The fibrochondrocytes were seeded at 1.0 × 106 cells per 6 cm dish and after 16 hours were transfected with 250 pm PKC-ζ, ERK1/2, Elk-1 or NF-κB or control siRNA (sc-36254, sc-29308/sc-35336, sc-35291 sc-29411 and sc-37007; Santa Cruz Biotechnology) using Lipofectamine 2000 according to the manufacturer’s instructions (Invitrogen Corp.) in serum-free Opti-MEM media. The remaining procedures were as described for the relaxin receptor suppression experiments.

2.8 Western Blots

Western blots were used to evaluate changes in RXFP1, RXFP2 and MMP-14 in cell lysates, and MMP-9 and -13 in cell conditioned medium. The cell lysates or conditioned media, standardized for protein, were electrophoretically resolved on 10% SDS-PAGE gels and the proteins transferred to PVDF membranes. After blocking with 5% nonfat milk, the membranes were washed and incubated with one of the following primary antibodies: rabbit anti-human RXFP1 antibody (1:500 dilution; Phoenix Pharmaceuticals, Burlingame, CA), goat anti-human RXFP2 antibody (1:2000 dilution; Santa Cruz Biotechnology), rabbit anti-human MMP-9 (1:2000 dilution; Sigma Chemicals), rabbit anti-human MMP-13 (1:500 dilution; Abcam Inc. Cambridge, MA) or rabbit anti-human MMP-14 (1:500 dilution; Abcam Inc.). The membranes were washed followed by addition of appropriate horseradish peroxidase- (HRP-) linked secondary antibody (1:3000 dilution; Santa Cruz Biotechnology) for two hours. The membranes were washed and the respective protein bands were visualized using enhanced chemiluminescence (SuperSignal® West Pico, Thermo Scientific, Rockford, IL). To confirm equal loading of the cell lysate, membranes were treated with Restore Western Blot Stripping Buffer (Thermo Scientific) for 15 minutes, washed, blocked and re-probed with rabbit anti-mouse antibody specific for actin (1:2000 dilution; Santa Cruz Biotechnology). The blot was then developed as described above.

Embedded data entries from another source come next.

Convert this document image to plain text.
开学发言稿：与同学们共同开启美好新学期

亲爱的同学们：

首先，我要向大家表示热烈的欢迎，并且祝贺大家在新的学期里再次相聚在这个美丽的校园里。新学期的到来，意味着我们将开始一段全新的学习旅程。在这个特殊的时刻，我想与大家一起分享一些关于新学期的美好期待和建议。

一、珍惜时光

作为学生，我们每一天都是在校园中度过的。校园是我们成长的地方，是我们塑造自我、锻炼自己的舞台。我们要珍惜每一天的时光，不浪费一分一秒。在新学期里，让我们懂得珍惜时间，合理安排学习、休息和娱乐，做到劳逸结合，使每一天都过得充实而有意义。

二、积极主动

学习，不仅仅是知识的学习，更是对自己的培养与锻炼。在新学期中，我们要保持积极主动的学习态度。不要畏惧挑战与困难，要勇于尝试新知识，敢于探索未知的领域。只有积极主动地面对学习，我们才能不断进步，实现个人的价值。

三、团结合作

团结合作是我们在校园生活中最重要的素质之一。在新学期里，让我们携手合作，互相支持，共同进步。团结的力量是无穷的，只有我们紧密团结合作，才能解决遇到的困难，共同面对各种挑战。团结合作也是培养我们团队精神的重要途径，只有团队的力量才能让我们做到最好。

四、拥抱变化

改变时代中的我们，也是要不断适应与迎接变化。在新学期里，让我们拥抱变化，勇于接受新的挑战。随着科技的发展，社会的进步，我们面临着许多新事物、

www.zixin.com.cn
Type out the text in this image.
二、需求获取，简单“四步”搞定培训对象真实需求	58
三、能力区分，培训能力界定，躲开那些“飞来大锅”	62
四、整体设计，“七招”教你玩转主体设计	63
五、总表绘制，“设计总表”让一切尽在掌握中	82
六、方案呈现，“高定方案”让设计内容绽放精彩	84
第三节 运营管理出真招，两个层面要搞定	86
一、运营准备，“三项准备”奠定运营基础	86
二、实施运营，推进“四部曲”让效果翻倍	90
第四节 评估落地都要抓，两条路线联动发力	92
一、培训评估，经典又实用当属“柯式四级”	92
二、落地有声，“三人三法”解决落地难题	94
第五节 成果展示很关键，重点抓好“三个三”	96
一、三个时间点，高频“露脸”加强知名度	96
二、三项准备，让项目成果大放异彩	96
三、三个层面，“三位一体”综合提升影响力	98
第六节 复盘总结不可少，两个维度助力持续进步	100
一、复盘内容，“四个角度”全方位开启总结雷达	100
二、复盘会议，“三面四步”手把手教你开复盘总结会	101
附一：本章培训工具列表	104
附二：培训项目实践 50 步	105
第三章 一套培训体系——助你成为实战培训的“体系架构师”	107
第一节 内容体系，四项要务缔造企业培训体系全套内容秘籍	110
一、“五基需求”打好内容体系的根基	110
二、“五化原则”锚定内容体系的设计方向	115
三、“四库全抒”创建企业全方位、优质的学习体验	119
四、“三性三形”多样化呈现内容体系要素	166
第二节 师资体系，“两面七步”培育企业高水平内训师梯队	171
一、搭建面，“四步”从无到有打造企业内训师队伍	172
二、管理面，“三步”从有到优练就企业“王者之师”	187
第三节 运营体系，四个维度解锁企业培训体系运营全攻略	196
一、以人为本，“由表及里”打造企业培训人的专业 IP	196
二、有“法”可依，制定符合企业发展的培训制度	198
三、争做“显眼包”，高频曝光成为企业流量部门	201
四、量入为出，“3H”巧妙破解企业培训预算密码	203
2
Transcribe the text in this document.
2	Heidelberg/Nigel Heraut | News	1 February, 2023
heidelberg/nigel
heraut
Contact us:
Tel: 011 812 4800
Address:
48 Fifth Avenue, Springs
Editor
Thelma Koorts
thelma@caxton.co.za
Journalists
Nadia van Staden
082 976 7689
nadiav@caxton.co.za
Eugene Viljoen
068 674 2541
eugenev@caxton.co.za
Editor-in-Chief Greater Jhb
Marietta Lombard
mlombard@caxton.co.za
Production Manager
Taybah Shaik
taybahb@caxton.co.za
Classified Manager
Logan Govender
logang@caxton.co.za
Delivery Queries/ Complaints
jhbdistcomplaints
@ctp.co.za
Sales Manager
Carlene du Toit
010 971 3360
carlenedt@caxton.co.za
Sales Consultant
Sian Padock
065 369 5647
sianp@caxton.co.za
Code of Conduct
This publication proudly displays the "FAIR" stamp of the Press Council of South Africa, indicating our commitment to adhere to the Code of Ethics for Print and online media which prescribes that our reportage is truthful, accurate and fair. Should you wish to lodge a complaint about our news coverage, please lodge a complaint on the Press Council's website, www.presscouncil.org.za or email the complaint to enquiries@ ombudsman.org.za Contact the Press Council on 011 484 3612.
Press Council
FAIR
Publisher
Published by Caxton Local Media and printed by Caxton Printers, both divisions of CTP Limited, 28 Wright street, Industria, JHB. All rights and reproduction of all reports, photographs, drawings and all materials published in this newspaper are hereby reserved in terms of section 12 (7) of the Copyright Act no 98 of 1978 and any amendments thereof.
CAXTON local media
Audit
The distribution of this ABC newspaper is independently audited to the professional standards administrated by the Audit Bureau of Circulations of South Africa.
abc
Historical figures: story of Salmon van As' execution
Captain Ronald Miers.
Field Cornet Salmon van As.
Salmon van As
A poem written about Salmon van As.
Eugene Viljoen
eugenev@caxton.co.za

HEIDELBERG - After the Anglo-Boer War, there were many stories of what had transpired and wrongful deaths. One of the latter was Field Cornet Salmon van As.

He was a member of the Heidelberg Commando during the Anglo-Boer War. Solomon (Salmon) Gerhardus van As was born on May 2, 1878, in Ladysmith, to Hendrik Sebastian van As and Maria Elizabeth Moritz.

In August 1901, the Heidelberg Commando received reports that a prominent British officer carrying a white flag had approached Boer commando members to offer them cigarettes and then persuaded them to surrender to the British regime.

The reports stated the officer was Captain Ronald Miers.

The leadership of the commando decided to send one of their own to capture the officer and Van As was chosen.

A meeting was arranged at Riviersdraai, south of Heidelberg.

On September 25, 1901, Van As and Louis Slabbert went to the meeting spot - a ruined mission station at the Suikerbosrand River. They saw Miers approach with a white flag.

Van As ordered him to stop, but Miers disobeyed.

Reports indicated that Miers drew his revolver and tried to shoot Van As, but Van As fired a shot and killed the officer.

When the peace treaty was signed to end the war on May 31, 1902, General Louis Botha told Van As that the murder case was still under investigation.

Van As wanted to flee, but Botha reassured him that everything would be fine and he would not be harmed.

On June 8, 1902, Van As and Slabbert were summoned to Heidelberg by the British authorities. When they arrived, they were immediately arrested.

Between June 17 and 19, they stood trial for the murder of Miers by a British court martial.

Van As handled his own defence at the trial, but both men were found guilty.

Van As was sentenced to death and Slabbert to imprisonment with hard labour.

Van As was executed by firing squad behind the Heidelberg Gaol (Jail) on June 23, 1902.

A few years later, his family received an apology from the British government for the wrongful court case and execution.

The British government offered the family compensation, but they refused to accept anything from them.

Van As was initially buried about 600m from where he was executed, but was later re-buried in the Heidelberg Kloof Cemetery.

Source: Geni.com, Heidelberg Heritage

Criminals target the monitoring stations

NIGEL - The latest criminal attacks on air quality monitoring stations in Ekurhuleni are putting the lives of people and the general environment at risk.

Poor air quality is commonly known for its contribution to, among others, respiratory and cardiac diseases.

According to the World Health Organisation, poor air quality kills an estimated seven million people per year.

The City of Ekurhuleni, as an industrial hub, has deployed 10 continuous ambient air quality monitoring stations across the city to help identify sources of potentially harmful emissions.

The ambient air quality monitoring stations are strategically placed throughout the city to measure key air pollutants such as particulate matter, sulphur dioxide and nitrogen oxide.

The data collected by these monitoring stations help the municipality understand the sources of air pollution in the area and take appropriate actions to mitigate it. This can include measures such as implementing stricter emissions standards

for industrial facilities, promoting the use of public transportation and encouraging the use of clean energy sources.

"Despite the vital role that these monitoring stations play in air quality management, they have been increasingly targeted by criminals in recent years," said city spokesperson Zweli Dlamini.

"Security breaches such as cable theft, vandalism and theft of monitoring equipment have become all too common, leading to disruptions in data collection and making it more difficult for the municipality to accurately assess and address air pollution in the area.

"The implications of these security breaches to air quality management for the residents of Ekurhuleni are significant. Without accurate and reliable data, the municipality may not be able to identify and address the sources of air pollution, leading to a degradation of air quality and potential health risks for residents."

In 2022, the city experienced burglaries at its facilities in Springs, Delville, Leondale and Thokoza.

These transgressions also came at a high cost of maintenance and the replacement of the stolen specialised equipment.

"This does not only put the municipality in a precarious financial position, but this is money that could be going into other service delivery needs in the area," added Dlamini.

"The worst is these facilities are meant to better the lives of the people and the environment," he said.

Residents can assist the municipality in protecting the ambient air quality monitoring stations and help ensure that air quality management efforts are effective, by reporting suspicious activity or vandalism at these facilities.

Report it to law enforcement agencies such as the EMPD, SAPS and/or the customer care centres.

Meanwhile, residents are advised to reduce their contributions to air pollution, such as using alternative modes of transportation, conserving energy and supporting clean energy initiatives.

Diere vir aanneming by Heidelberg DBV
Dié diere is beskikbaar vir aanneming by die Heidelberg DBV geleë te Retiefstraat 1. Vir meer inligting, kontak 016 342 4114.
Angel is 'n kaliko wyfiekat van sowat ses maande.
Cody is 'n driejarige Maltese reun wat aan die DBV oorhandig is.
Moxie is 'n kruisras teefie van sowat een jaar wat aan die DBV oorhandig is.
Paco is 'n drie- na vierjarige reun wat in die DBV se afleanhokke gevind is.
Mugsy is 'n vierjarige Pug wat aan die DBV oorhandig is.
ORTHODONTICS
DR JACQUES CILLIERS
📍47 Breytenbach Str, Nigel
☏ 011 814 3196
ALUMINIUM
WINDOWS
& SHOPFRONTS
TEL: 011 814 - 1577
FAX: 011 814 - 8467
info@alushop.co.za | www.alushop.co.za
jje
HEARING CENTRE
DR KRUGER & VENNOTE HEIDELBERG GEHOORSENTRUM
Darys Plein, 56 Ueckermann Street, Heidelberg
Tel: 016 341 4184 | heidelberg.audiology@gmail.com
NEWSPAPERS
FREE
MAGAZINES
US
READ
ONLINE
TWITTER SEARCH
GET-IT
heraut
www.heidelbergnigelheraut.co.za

Western blots for detection of signaling molecules and MMP-9 in the signaling experiments were performed as described above except that the chemiluminescence reagents were supplemented with 5% enhancer solution (SuperSignal® West Femto, Thermo Scientific) for visualization of MMP-9 and phosphorylated isoforms of p-PI3K, p-Elk-1, p-Akt, p65-NF-κB p-ERK1/2 and p-cfos proteins. The membranes were incubated overnight with one of the following rabbit anti-mouse antibodies: Akt (1:1000 dilution; Abcam Inc.), phospho-Akt, phospho-PI3K or PI3K, ERK 1/2, phospho-ERK 1/2, phospho-PKC-ζ, PKC- ζ, phospho-Elk-1, Elk-1 (1:1000 dilution; all from Cell Signaling Technology, Danvers, MA), phospho-P65-NF-κB, and P65-NF-κB (1:200 dilution; Santa Cruz Biotechnology Inc.). The blots were then developed as described above.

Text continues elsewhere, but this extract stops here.